Durante il periodo dei bombardamenti si provvide anche a mettere in salvo le cose più preziose, e in primis l'urna del Beato Ignazio con le sue reliquie. Il due giugno 1943, caricata su un autocarro militare, essa fu portata a Nurri e sistemata nella chiesa del nostro ex convento, affidandone la custodia alle monache cappuccine, anch'esse sfollate. Sarà riportata in convento, a Cagliari, il 26 aprile 1944.

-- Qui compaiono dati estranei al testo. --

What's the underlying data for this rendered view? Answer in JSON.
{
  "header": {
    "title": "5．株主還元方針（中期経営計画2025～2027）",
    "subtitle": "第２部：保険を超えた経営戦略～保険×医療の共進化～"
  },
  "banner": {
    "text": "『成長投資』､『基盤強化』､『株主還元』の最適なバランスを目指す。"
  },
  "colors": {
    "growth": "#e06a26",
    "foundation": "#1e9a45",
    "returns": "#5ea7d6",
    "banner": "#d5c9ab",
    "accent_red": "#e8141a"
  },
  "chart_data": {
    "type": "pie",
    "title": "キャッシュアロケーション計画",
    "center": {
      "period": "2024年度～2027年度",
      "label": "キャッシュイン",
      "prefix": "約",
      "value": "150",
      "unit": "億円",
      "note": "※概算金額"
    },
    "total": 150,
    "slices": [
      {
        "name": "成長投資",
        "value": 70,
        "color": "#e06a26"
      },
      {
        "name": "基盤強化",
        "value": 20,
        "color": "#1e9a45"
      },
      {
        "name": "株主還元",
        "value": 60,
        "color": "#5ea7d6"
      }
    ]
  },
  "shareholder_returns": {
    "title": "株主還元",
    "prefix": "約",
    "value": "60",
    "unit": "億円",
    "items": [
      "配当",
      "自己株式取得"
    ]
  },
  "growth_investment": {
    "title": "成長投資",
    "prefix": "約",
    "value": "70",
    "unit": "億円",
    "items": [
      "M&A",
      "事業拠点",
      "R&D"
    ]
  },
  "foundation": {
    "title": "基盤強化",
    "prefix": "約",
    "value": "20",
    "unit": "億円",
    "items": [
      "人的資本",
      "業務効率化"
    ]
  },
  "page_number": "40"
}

A conclusione del suo racconto, P. Giorgio osserva: «Si è salvato così il convento e quanto trovavasi in esso. Anche i religiosi tutti salvi, e questo non senza prodigio, di cui bisogna ringraziare la Divina Provvidenza e la Vergine Santa e il Beato Ignazio per la loro larga protezione.»

Il sindaco di Cagliari Gavino Dessì Deliperi ebbe a dire in una pubblica adunzanza: «L'uomo cui Cagliari più deve in questa sciagura è il P. Giorgio.» E aveva ragione. 

P. Giorgio, il frate che non aveva avuto paura delle bombe, continuerà il suo prezioso lavoro a Cagliari fino al 1946, e poi a Roma, dove si concluse il suo pellegrinaggio terreno il 4 giugno 1970.